Станкевич - страница 14
Время, когда Станкевич уже учился в Воронеже, было тяжелым для России. Власть достаточно жестоко наказала тех, кто вышел 14 декабря 1825 года на Сенатскую площадь Санкт-Петербурга и сомкнул свои ряды в мятежном каре. Под пушечной картечью погибли сотни офицеров и солдат, окрасив своей кровью стены домов и лед на Неве; свыше пятисот бунтовщиков были заточены в казематы Петропавловской крепости.
По образному выражению Герцена, в тот роковой день дворяне-декабристы разорвали на Сенатской площади свои дворянские грамоты. Среди активных участников декабрьского выступления были и люди, еще недавно жившие или служившие в здешних краях, — Кондратий Рылеев, Владимир Раевский, Федор Вадковский, Петр Муханов… Им, доблестным и блестящим офицерам русской армии, что выстояла против Наполеона и прошагала затем победным маршем до самого Парижа, выпало видеть не только, как тягостно живет Россия, но и как могла бы жить. Так, как Европа. Не вышло. Сменить режим оказалось труднее, чем сменить золотые эполеты на пеньковые петли виселиц и чугунные кандалы. В стихотворении «14-е декабря 1825» Федор Тютчев написал:
С другой стороны, самодержавная, то есть законная власть вполне адекватно отреагировала на мятеж, причем не выходя из «цивилизованных» рамок того периода.
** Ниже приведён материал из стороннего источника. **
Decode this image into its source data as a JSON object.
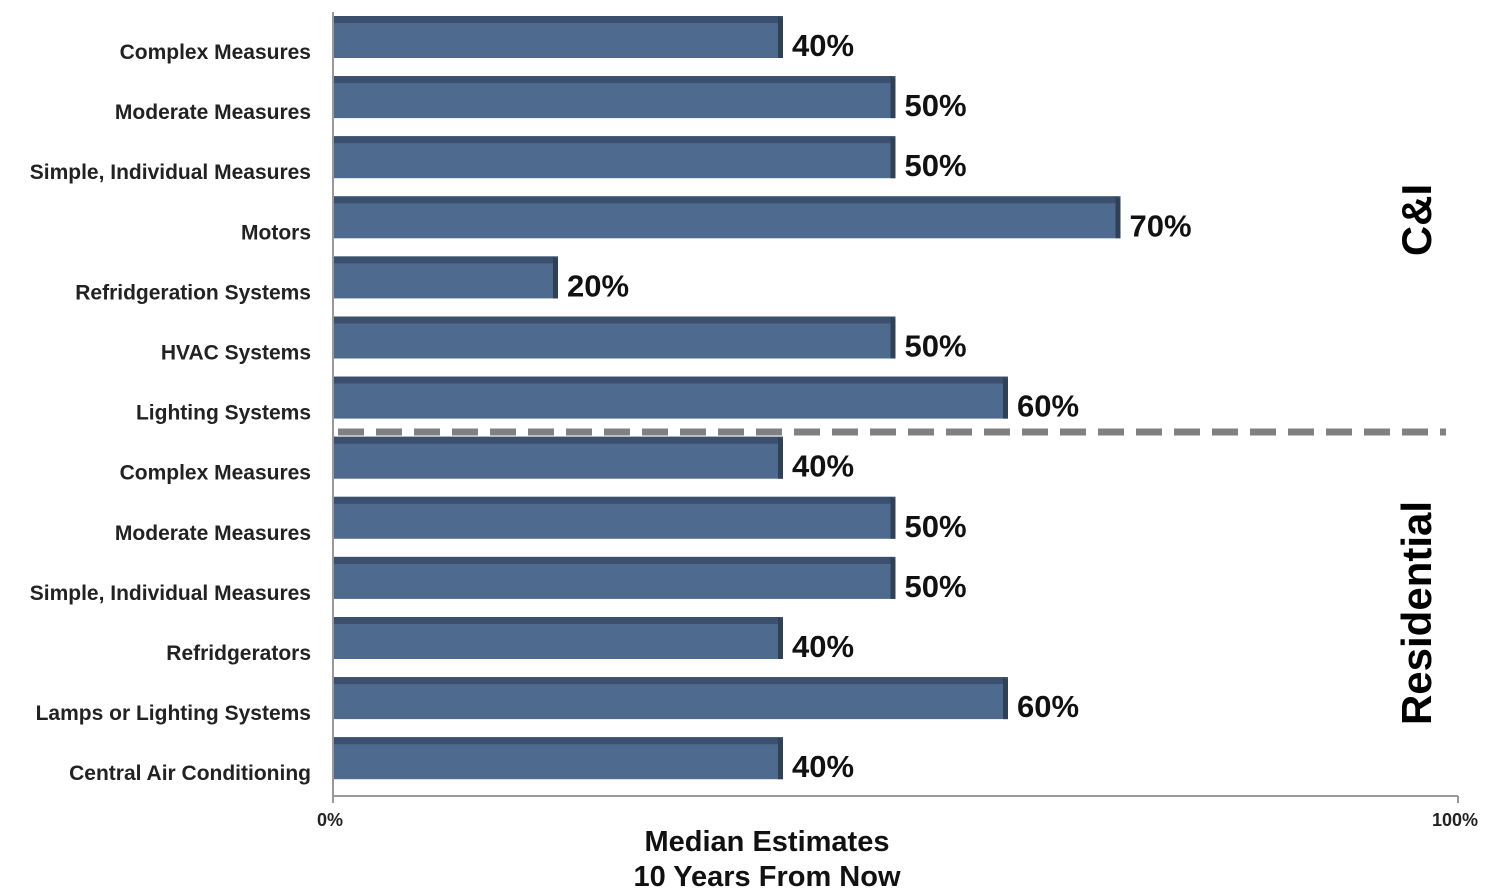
{
  "chart_data": {
    "type": "bar",
    "orientation": "horizontal",
    "categories": [
      "Complex Measures",
      "Moderate Measures",
      "Simple, Individual Measures",
      "Motors",
      "Refridgeration Systems",
      "HVAC Systems",
      "Lighting Systems",
      "Complex Measures",
      "Moderate Measures",
      "Simple, Individual Measures",
      "Refridgerators",
      "Lamps or Lighting Systems",
      "Central Air Conditioning"
    ],
    "values": [
      40,
      50,
      50,
      70,
      20,
      50,
      60,
      40,
      50,
      50,
      40,
      60,
      40
    ],
    "value_labels": [
      "40%",
      "50%",
      "50%",
      "70%",
      "20%",
      "50%",
      "60%",
      "40%",
      "50%",
      "50%",
      "40%",
      "60%",
      "40%"
    ],
    "groups": [
      {
        "label": "C&I",
        "start": 0,
        "end": 6
      },
      {
        "label": "Residential",
        "start": 7,
        "end": 12
      }
    ],
    "xlim": [
      0,
      100
    ],
    "x_ticks": [
      "0%",
      "100%"
    ],
    "xlabel_lines": [
      "Median Estimates",
      "10 Years From Now"
    ],
    "title": "",
    "grid": false,
    "colors": {
      "bar": "#4f6a8f",
      "bar_top": "#3b4f6e",
      "bar_side": "#2f4059",
      "divider": "#808080",
      "axis": "#999999"
    }
  }
}
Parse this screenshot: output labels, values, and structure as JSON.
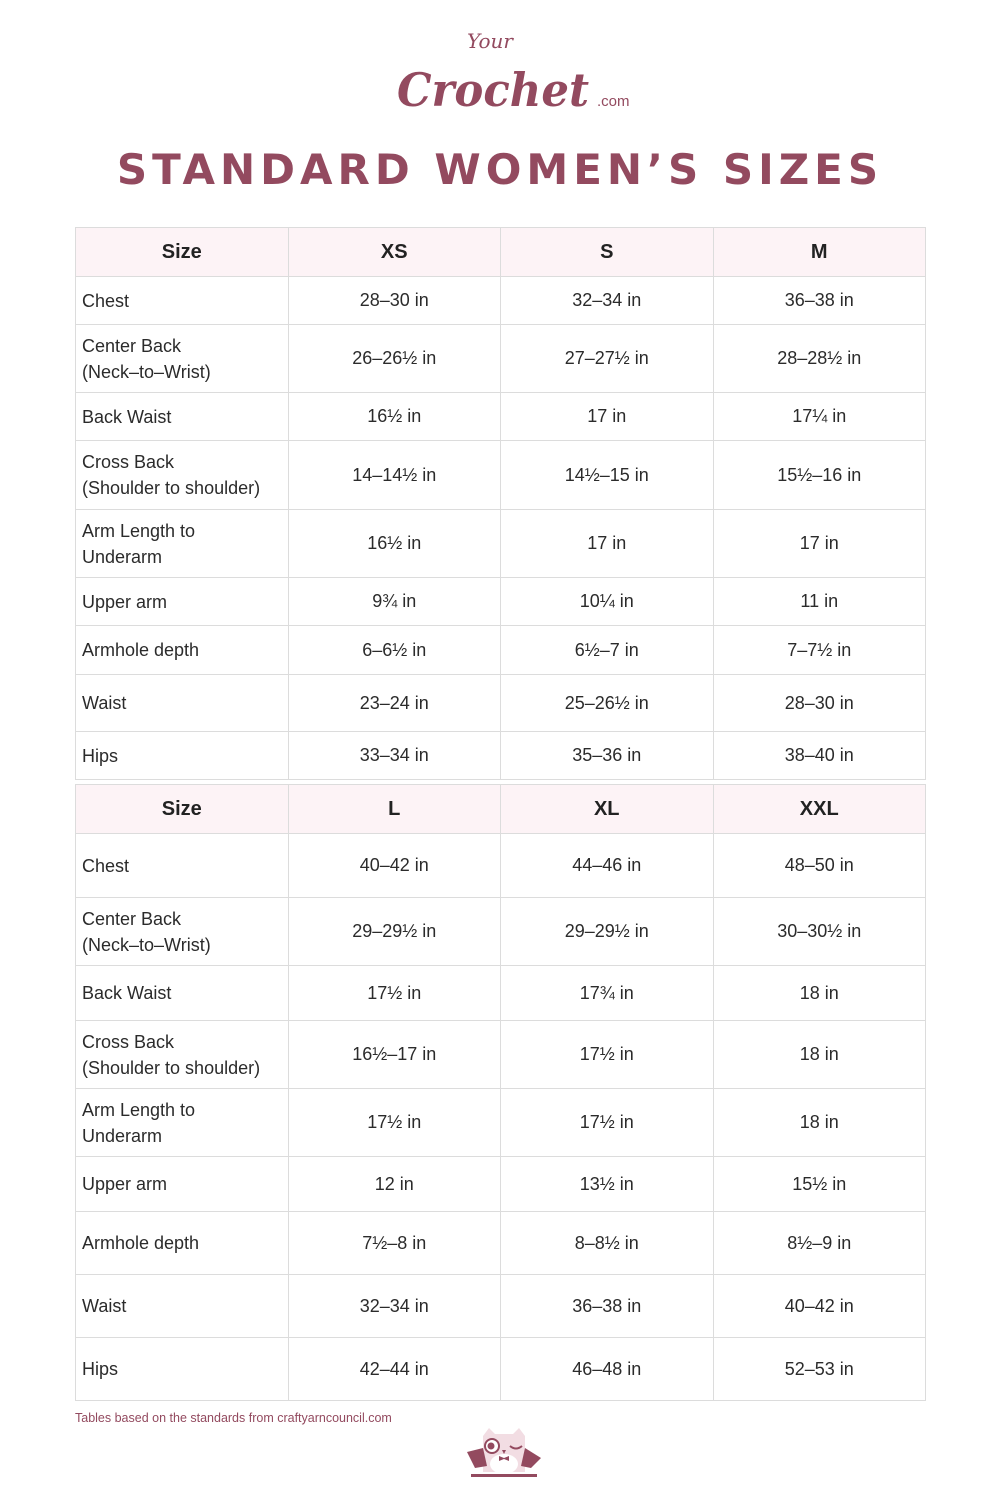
{
  "brand": {
    "logo_text_top": "Your",
    "logo_text_main": "Crochet",
    "logo_text_suffix": ".com",
    "color": "#934a5f",
    "header_bg": "#fdf3f6"
  },
  "title": "STANDARD WOMEN’S SIZES",
  "tables": [
    {
      "headers": [
        "Size",
        "XS",
        "S",
        "M"
      ],
      "rows": [
        {
          "label": [
            "Chest"
          ],
          "values": [
            "28–30 in",
            "32–34 in",
            "36–38 in"
          ]
        },
        {
          "label": [
            "Center Back",
            "(Neck–to–Wrist)"
          ],
          "values": [
            "26–26½ in",
            "27–27½ in",
            "28–28½ in"
          ]
        },
        {
          "label": [
            "Back Waist"
          ],
          "values": [
            "16½ in",
            "17 in",
            "17¼ in"
          ]
        },
        {
          "label": [
            "Cross Back",
            "(Shoulder to shoulder)"
          ],
          "values": [
            "14–14½ in",
            "14½–15 in",
            "15½–16 in"
          ]
        },
        {
          "label": [
            "Arm Length to",
            "Underarm"
          ],
          "values": [
            "16½ in",
            "17 in",
            "17 in"
          ]
        },
        {
          "label": [
            "Upper arm"
          ],
          "values": [
            "9¾ in",
            "10¼ in",
            "11 in"
          ]
        },
        {
          "label": [
            "Armhole depth"
          ],
          "values": [
            "6–6½ in",
            "6½–7 in",
            "7–7½ in"
          ]
        },
        {
          "label": [
            "Waist"
          ],
          "values": [
            "23–24 in",
            "25–26½ in",
            "28–30 in"
          ]
        },
        {
          "label": [
            "Hips"
          ],
          "values": [
            "33–34 in",
            "35–36 in",
            "38–40 in"
          ]
        }
      ]
    },
    {
      "headers": [
        "Size",
        "L",
        "XL",
        "XXL"
      ],
      "rows": [
        {
          "label": [
            "Chest"
          ],
          "values": [
            "40–42 in",
            "44–46 in",
            "48–50 in"
          ]
        },
        {
          "label": [
            "Center Back",
            "(Neck–to–Wrist)"
          ],
          "values": [
            "29–29½ in",
            "29–29½ in",
            "30–30½ in"
          ]
        },
        {
          "label": [
            "Back Waist"
          ],
          "values": [
            "17½ in",
            "17¾ in",
            "18 in"
          ]
        },
        {
          "label": [
            "Cross Back",
            "(Shoulder to shoulder)"
          ],
          "values": [
            "16½–17 in",
            "17½ in",
            "18 in"
          ]
        },
        {
          "label": [
            "Arm Length to",
            "Underarm"
          ],
          "values": [
            "17½ in",
            "17½ in",
            "18 in"
          ]
        },
        {
          "label": [
            "Upper arm"
          ],
          "values": [
            "12 in",
            "13½ in",
            "15½ in"
          ]
        },
        {
          "label": [
            "Armhole depth"
          ],
          "values": [
            "7½–8 in",
            "8–8½ in",
            "8½–9 in"
          ]
        },
        {
          "label": [
            "Waist"
          ],
          "values": [
            "32–34 in",
            "36–38 in",
            "40–42 in"
          ]
        },
        {
          "label": [
            "Hips"
          ],
          "values": [
            "42–44 in",
            "46–48 in",
            "52–53 in"
          ]
        }
      ]
    }
  ],
  "footnote": "Tables based on the standards from craftyarncouncil.com",
  "mascot_icon": "owl-mascot-icon"
}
Надо заметить, в Европе аналогично поступали со смутьянами. «Революция была на пороге России, — написал прямой и деятельный Николай I. — Но она не проникнет в нее, пока во мне сохранится дыхание жизни, пока я буду императором».
Однако Воронеж не выглядел присмиревшим и тихим. Жизнь в городе текла по своему привычному руслу: работали губернские учреждения, на базарах бойко шла торговля, в храмах и церквях проходили службы, в театре играли новые пьесы, а в Дворянском собрании устраивали концерты и балы…
Пансион для благородных детей мужского пола П. К. Федорова размещался, как уже было сказано, на Большой Девиченской улице, в живописном месте — на высокой горе над рекой Воронеж в доме княгини Касаткиной. Оттуда просматривались старые корабельные верфи, построенные еще при Петре Первом, а также цейхгауз и развалины царского домика.
В этом здании Станкевич учился до начала зимы 1828 года. А потом воспитанников пансиона перевели в новый дом, недалеко от гимназии. Прежнее здание княгиня Касаткина передала в дар школе кантонистов — солдатских сыновей, которые с рождения числились за военным ведомством и обязаны были отбывать долгую армейскую службу.
К сожалению, из окон нового помещения уже не открывались красивые городские виды. Зато при доме находился огромный тенистый сад с длинными аллеями из лип и лещины, с плодовыми деревьями и заброшенной беседкой, представлявшей собой четыре комнаты и круглую залу. Юный Станкевич и его друзья-пансионеры не сомневались в том, что эта беседка, бывшая ранее барским павильоном, — свидетель эротических и других сцен. Дети верили, что беседку теперь населяют привидения, а по ночам в ней бродят мертвецы. Начитавшись тайком от учителей романов Редклиффа и Вальтера Скотта, ученики пансиона шепотом передавали друг другу, что в беседке слышали странный стук, из нее доносились вздохи и стоны.
Благородный пансион имел репутацию неплохого учебного заведения, в котором воспитанники получали среднее образование. Подобные пансионы тогда существовали во многих крупных городах и пользовались почти равными с университетами привилегиями.
По окончании учебы его выпускники получали две возможности: либо идти в чиновники, заняв должностное место согласно учебным заслугам и петровской Табели о рангах, либо продолжить учебу дальше, то есть в университетах или военных училищах. Однако часть детей, обучавшихся в пансионах, считала, что русскому дворянину унизительно заниматься науками. Их идеалом была военная служба, которую можно проходить в короткий срок, лишь бы дослужиться до какого-нибудь чина. Потом, получив чин, скажем, корнета или прапорщика, они возвращались в свои имения к холопам и охотничьим собакам. Женились, заводили детей, занимались хозяйством и жили в свое удовольствие. Станкевич, наоборот, мечтал о другой жизни, грезил планами на будущее. На первом месте, безусловно, была учеба. Сначала в пансионе, потом — в университете.